Could you imagine if Next Generation had been canceled after the third season? Trek would have died a martyr. Riker's "Fire!" would have been the last, best memory of a show on its way up. That single moment was a brilliant combination of drama, tension, betrayal, regret. It worked, and worked in ways that television rarely does. As pure entertainment -- forget the franchise and the genre for a moment -- it succeeded brilliantly, and left me and millions of others breathless, overwhelmed, giddy.
The slide down from that single instant has been grindingly awful. Season Four opened with what would be a metaphor for almost everything since: their best shot a fizzling, useless dud.
I could list a whole ream of grievances here, page after page of embarrassments and disasters vomited out by Star Trek Inc. in the years since, but I very likely don't have to. Anybody who has managed to find any of the shows in well-nigh a decade knows them by heart. From Picard to Sisko to Janeway: who's next? Carrot Top?

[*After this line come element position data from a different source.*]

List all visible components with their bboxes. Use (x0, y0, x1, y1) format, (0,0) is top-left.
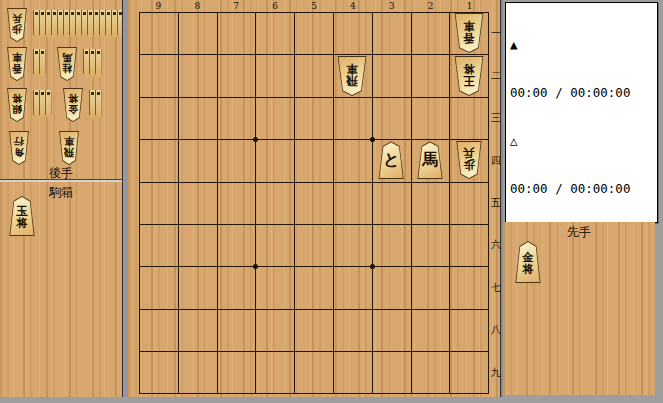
piece-玉将[interactable]: 玉将 (8, 196, 36, 236)
file-label: 3 (372, 0, 411, 12)
stacked-piece-銀将 (33, 90, 40, 120)
file-label: 8 (178, 0, 217, 12)
stacked-piece-歩兵 (69, 10, 76, 40)
stacked-piece-銀将 (39, 90, 46, 120)
piece-飛車[interactable]: 飛車 (336, 56, 368, 96)
file-label: 4 (333, 0, 372, 12)
stacked-piece-歩兵 (99, 10, 106, 40)
stacked-piece-金将 (89, 90, 96, 120)
gote-mark: △ (510, 133, 657, 149)
piece-馬[interactable]: 馬 (416, 141, 444, 179)
stacked-piece-香車 (39, 49, 46, 79)
stacked-piece-歩兵 (105, 10, 112, 40)
file-label: 5 (295, 0, 334, 12)
sente-mark: ▲ (510, 37, 657, 53)
piece-桂馬[interactable]: 桂馬 (56, 47, 78, 81)
file-label: 6 (256, 0, 295, 12)
stacked-piece-歩兵 (63, 10, 70, 40)
file-label: 1 (450, 0, 489, 12)
stacked-piece-歩兵 (39, 10, 46, 40)
stacked-piece-歩兵 (111, 10, 118, 40)
piece-飛車[interactable]: 飛車 (58, 131, 80, 165)
star-dot (370, 264, 375, 269)
file-label: 9 (139, 0, 178, 12)
stacked-piece-桂馬 (83, 49, 90, 79)
shogi-board: 987654321 一二三四五六七八九 香車王将飛車歩兵馬と (128, 0, 500, 397)
left-panel: 歩兵香車桂馬銀将金将角行飛車 後手 駒箱 玉将 (0, 0, 122, 397)
panel-divider (0, 179, 122, 182)
stacked-piece-香車 (33, 49, 40, 79)
stacked-piece-歩兵 (45, 10, 52, 40)
piece-金将[interactable]: 金将 (514, 241, 542, 283)
sente-label: 先手 (503, 224, 655, 241)
sente-hand-stand[interactable]: 先手 金将 (503, 222, 655, 395)
stacked-piece-桂馬 (95, 49, 102, 79)
star-dot (370, 137, 375, 142)
stacked-piece-歩兵 (75, 10, 82, 40)
piece-歩兵[interactable]: 歩兵 (6, 8, 28, 42)
shogi-app-window: { "game": "shogi", "window": {"width": 6… (0, 0, 663, 403)
sente-clock: 00:00 / 00:00:00 (510, 85, 657, 101)
game-info-panel: ▲ 00:00 / 00:00:00 △ 00:00 / 00:00:00 手合… (505, 2, 658, 223)
piece-金将[interactable]: 金将 (62, 88, 84, 122)
piece-銀将[interactable]: 銀将 (6, 88, 28, 122)
piece-王将[interactable]: 王将 (453, 56, 485, 96)
piece-と[interactable]: と (377, 141, 405, 179)
stacked-piece-歩兵 (57, 10, 64, 40)
stacked-piece-歩兵 (51, 10, 58, 40)
stacked-piece-桂馬 (89, 49, 96, 79)
stacked-piece-銀将 (45, 90, 52, 120)
piece-歩兵[interactable]: 歩兵 (455, 141, 483, 179)
right-panel: ▲ 00:00 / 00:00:00 △ 00:00 / 00:00:00 手合… (503, 0, 655, 397)
file-coordinate-labels: 987654321 (139, 0, 489, 12)
stacked-piece-歩兵 (81, 10, 88, 40)
file-label: 2 (411, 0, 450, 12)
piece-香車[interactable]: 香車 (453, 13, 485, 53)
stacked-piece-金将 (95, 90, 102, 120)
stacked-piece-歩兵 (93, 10, 100, 40)
stacked-piece-歩兵 (33, 10, 40, 40)
star-dot (253, 137, 258, 142)
board-grid[interactable] (139, 12, 489, 394)
gote-clock: 00:00 / 00:00:00 (510, 181, 657, 197)
piece-角行[interactable]: 角行 (8, 131, 30, 165)
stacked-piece-歩兵 (87, 10, 94, 40)
file-label: 7 (217, 0, 256, 12)
piece-香車[interactable]: 香車 (6, 47, 28, 81)
star-dot (253, 264, 258, 269)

In order to save Star Trek, it must be destroyed. To preserve anything of its (tattered, battered) reputation, to keep even the slightest (sullied, dirtied) memory, any current -- and future -- incarnations must be taken behind the shed and put out of their misery with an axe handle.
In fact, the proper thing to do isn't just end Trek now, but to go back in time -- or, heck, maybe jump to an alternate universe -- and make it so that the past nine years of almost entirely consistent weekly embarrassments never occurred.
Then, and only then, would you have a show worth praising, worth remembering, worth eulogizing, worth bothering with.